In einem Brief an seine Schwester schrieb Daumer unter anderm: »Ich müßte lügen, wenn ich behaupten wollte, es mache mir Freude, den Jüngling zu sehen. Nein, es ist mir schmerzlich, ihn zu sehen, und fragst du mich nach dem Grund, so muß ich wie ein dummer Schüler antworten: Ich weiß nicht. Übrigens lebt er hier ganz in Frieden und wird wohl, trübselig zu melden, all seine Tage hindurch als ein obskurer Gerichtsschreiber oder dergleichen figurieren.«
Während Herr von Tucher am selben Nachmittag wieder abreiste, und zwar ohne sich um Caspar zu kümmern, blieb Daumer noch drei Tage in der Stadt, da er Geschäfte bei der Regierung hatte. Beim Begräbnis des Präsidenten sah er Caspar nicht; er erfuhr später, daß Frau von Imhoff seine Anwesenheit zu verhindern gewußt hatte. Er machte bald die kränkende Entdeckung, daß Caspar ihm geflissentlich auswich. Eine Stunde vor seiner Abreise sprach er mit dem Lehrer Quandt darüber.

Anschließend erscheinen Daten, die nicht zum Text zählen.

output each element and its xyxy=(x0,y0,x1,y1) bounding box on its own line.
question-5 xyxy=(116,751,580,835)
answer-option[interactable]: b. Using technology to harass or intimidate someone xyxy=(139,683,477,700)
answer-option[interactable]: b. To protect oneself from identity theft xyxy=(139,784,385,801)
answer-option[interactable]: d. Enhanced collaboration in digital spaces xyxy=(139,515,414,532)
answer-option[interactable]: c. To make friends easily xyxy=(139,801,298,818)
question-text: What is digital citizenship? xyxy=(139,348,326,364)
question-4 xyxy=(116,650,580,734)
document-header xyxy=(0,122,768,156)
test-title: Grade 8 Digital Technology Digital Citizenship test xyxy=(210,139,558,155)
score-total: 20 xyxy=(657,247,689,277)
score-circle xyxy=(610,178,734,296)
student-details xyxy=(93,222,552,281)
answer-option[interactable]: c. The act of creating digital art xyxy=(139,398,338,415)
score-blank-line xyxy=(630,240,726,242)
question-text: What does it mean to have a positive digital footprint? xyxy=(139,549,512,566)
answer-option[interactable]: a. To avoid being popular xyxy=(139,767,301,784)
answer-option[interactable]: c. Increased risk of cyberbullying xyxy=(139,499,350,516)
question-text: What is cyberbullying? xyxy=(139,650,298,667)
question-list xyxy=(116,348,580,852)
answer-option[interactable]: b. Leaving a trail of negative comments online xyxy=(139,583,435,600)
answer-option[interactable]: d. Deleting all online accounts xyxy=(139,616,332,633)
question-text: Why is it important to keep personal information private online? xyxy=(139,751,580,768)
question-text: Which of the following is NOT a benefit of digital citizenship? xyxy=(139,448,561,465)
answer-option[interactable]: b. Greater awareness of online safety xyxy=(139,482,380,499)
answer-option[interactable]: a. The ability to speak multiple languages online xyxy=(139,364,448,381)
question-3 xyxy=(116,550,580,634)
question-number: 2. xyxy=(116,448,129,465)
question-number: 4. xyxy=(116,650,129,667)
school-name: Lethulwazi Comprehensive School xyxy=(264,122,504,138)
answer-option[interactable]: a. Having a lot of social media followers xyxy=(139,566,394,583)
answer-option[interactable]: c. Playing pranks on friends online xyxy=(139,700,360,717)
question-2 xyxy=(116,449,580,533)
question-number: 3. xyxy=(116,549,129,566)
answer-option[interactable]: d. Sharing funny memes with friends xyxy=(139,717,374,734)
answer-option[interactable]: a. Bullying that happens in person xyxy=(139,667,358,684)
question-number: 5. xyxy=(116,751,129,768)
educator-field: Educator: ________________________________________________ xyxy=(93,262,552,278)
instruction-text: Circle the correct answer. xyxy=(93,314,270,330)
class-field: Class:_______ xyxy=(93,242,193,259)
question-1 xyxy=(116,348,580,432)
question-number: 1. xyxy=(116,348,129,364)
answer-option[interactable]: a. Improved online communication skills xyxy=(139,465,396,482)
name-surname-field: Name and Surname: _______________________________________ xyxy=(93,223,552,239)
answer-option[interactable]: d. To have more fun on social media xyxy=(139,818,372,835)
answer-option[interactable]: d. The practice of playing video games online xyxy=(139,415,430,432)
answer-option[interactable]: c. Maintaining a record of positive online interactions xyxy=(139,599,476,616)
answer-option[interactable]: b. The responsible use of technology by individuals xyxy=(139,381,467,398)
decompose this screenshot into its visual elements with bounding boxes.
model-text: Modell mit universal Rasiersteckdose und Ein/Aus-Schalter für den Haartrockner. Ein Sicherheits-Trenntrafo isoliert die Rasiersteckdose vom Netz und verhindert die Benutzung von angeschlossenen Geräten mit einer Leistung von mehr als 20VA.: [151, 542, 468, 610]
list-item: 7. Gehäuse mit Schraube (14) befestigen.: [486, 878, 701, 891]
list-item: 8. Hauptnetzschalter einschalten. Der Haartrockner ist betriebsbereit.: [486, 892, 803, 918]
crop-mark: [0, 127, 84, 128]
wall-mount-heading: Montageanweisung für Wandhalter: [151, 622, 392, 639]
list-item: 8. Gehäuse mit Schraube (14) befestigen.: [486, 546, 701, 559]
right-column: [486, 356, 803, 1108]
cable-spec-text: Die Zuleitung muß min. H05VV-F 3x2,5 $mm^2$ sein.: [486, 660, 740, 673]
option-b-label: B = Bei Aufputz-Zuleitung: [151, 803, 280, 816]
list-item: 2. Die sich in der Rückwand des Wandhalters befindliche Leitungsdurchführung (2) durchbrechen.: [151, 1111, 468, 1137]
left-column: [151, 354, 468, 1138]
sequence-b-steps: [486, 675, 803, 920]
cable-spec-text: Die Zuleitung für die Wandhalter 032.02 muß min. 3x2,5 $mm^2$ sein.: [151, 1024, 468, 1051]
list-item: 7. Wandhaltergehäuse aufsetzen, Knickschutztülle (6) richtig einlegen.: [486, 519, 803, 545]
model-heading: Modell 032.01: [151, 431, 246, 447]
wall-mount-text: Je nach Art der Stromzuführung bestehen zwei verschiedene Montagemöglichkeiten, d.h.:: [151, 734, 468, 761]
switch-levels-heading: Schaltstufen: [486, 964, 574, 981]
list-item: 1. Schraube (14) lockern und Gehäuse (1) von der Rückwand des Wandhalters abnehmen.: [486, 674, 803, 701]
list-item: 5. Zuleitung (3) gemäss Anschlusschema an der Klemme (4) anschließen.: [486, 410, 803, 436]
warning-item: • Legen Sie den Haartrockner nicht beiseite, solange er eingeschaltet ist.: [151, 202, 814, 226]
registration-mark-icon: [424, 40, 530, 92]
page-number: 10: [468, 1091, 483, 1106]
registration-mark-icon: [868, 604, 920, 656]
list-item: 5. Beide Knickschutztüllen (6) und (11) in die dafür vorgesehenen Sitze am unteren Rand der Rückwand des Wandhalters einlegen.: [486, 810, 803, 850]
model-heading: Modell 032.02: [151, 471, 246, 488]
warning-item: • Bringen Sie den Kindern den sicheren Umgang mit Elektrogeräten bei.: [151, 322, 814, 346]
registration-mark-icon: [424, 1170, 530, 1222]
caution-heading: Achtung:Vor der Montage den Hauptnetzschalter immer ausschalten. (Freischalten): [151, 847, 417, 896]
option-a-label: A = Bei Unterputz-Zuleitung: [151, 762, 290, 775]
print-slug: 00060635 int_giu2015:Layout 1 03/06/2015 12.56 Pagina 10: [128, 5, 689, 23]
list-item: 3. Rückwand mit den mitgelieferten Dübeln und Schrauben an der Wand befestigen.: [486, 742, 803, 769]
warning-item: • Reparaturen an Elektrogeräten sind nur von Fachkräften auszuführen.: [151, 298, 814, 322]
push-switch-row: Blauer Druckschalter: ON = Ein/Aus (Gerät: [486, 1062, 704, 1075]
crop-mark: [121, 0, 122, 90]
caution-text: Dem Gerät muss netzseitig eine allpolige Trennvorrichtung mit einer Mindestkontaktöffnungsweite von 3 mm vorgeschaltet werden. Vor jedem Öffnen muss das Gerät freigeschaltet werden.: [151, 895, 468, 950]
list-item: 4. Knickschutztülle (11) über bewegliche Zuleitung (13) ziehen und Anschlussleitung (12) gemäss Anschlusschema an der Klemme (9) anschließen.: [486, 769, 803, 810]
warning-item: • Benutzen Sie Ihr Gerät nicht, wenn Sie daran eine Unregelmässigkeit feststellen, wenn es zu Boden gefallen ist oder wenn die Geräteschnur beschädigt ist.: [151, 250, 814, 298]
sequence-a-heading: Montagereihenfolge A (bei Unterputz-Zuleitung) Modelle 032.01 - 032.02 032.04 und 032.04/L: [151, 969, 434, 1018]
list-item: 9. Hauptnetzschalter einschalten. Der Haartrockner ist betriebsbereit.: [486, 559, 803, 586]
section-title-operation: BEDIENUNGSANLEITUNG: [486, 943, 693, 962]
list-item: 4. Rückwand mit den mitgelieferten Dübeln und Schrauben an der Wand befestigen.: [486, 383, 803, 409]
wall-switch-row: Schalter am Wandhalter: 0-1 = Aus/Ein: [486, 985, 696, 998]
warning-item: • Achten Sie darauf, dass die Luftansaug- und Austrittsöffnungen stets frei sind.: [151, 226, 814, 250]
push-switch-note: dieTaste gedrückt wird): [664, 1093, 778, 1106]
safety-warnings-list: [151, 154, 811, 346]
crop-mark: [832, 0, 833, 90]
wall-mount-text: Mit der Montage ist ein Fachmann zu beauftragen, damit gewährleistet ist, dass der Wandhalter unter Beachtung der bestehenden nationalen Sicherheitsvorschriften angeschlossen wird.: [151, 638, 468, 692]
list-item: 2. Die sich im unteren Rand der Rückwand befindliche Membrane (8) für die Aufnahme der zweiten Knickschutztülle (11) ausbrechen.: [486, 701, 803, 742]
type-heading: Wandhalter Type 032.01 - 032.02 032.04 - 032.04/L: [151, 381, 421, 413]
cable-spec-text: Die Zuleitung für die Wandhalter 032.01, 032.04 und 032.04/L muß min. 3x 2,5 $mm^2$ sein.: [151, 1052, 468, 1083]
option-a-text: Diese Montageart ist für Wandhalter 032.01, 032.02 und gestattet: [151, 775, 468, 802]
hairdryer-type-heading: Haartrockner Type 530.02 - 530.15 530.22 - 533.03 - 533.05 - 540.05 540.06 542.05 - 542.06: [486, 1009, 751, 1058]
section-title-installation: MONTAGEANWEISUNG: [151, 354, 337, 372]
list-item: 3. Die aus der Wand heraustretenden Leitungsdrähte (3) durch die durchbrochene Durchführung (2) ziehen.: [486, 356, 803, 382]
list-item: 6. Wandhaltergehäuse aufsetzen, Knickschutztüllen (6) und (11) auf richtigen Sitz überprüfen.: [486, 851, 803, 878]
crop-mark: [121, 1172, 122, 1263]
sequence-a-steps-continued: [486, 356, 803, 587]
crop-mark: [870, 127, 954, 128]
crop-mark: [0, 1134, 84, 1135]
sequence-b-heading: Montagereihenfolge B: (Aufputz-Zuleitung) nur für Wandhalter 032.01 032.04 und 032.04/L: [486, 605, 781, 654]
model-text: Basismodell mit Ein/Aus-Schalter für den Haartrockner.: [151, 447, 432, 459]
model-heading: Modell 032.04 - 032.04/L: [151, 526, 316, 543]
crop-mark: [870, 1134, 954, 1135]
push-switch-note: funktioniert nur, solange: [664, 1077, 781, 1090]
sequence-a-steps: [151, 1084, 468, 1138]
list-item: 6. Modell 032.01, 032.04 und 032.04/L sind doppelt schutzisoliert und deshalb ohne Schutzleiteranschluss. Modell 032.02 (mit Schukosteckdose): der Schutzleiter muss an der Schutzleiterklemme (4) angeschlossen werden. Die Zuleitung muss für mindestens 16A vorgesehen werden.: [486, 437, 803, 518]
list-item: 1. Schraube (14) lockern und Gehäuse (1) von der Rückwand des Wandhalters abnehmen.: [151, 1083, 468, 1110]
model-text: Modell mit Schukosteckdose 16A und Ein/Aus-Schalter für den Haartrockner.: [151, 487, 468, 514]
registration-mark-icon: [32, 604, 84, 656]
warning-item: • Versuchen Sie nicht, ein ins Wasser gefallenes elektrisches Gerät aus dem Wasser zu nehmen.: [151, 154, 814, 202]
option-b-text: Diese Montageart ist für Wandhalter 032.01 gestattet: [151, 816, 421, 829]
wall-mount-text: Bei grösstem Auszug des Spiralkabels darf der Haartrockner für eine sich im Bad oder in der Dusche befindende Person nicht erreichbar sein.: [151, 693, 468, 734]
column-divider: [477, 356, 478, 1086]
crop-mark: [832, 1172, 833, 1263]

»Kann ein Mann von Ihrer Einsicht um eine Erklärung dieses Betragens verlegen sein?« sagte Quandt erstaunt. »Es ist doch ganz klar, daß er jetzt, wo er eine immer größer werdende Gleichgültigkeit um sich entstehen sieht und die Folgen davon täglich empfinden muß, daß er jetzt durch den Anblick seiner Nürnberger Freunde in Verlegenheit gerät und sie nach Kräften zu meiden sucht. Denn dort stand er ja
in floribus
und glaubte wunder was für Rosinen in seinem Kuchen steckten. Wir aber, verehrter Herr Professor, sind ihm dicht auf der Spur; es wird nicht mehr lange dauern und Sie werden merkwürdige Nachrichten hören.«
Quandt sah bekümmert aus, und seine Worte klangen fanatisch. Ob danach Daumer gerade mit hoffnungsvoller Brust die Fahrt zum heimatlichen Bezirk angetreten habe, steht zu bezweifeln. Fast hätte er wie in jener stillen Nacht, als er Caspar im Geist und leibhaftig an sich gedrückt, klagend über die sommerlichen Felder gerufen: Mensch, o Mensch! Aber dabei hatte es sein Bewenden nicht. Ein zwangvolles Grübeln bemächtigte sich des verwirrten Mannes; in seinem Hirn gährte es wie schlechtes Gewissen, und langsam, den Entschluß zur Tat und Sühne weckend, zur viel zu späten Tat und Sühne, entstand eine erste Ahnung der Wahrheit.